Small business owners targeted in an immigration raid or enforcement action may face significant legal jeopardy if they speak to federal agents without first consulting an attorney. Federal agents are expected to use high-profile enforcement actions as a deterrent to discourage the employment of undocumented workers.
Employers of H-1B Visa Holders at Risk
Employers of H-1B visa holders and other high-skilled professionals could also face heightened scrutiny. The final rule on H-1B visas issued by U.S. Citizenship and Immigration Services (USCIS) formalized the agency’s authority to conduct worksite visits. USCIS dismissed concerns that such visits—often conducted with little warning—were problematic, stating that employers must comply regardless of whether the visits occur at businesses or private residences.
FWD.us, an advocacy group, raised concerns in a public comment to the rule: “Officers will be able to deny or revoke approval for legitimate petitions if an employer, even a third-party employer where an H-1B beneficiary is working, refuses to speak with officers, does not answer to the officer’s satisfaction, or fails to answer a written request in a certain time frame.”
Immigration attorney Vic Goel of Goel & Anderson emphasized the importance of preparation. “Employers should prepare for USCIS site visits, even at third-party work locations and employees’ home offices, ensuring all documentation aligns with the petition and that internal immigration compliance teams are trained to address inquiries,” he said.
Chris Thomas believes that employers of high-skilled workers could now be exposed to serious legal risks. “It’s clear that any form of misrepresentation will be referred for further investigation,” he said. He also noted that the Fraud Detection and National Security Directorate (FDNS), which conducts worksite visits, is expected to take a more aggressive approach.

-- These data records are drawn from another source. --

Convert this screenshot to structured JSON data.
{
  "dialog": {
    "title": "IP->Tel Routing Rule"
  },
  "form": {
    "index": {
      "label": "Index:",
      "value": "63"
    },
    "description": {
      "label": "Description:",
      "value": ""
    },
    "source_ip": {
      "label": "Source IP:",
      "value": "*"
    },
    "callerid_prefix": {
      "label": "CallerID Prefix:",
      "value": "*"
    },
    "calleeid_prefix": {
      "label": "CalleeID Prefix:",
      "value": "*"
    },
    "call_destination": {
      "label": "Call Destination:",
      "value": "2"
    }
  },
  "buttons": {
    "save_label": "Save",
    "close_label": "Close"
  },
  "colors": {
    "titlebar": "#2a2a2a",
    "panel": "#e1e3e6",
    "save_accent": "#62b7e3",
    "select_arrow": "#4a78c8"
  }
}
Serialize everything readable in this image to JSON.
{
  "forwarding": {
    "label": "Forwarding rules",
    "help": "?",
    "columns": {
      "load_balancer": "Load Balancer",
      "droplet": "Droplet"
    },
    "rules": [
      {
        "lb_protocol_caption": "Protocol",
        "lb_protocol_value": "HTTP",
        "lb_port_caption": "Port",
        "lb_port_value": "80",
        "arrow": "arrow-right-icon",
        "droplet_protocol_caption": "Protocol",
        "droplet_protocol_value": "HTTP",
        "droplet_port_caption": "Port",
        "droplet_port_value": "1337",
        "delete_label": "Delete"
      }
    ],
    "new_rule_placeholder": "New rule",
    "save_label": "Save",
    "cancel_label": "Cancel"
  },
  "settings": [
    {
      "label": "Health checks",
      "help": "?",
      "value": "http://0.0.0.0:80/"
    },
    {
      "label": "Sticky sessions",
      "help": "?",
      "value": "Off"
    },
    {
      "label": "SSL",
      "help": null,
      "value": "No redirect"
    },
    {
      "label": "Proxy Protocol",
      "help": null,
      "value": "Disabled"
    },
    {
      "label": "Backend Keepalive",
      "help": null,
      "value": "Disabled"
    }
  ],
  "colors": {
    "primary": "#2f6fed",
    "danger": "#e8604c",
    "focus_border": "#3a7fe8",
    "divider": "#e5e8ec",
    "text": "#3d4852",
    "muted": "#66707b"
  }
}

“The days of cases being referred for mere revocation will be in the past. In addition to referring cases for revocation, FDNS will most certainly refer such matters to Homeland Security Investigations and other entities for potential criminal investigations,” Thomas explained.
A Shift in Immigration Enforcement Strategy
The Attorney General’s memo making immigration prosecutions a top priority aligns with broader trends under the Trump administration. Thomas believes the DOJ’s approach will be comprehensive. “The focus will be to bring any and all charges available under immigration law,” he said.
Employers, particularly those hiring foreign workers, must adapt to this intensified enforcement landscape. With increased I-9 audits, worksite inspections, and a broader scope of potential criminal charges, legal experts advise companies to take proactive steps in compliance and legal defense strategies.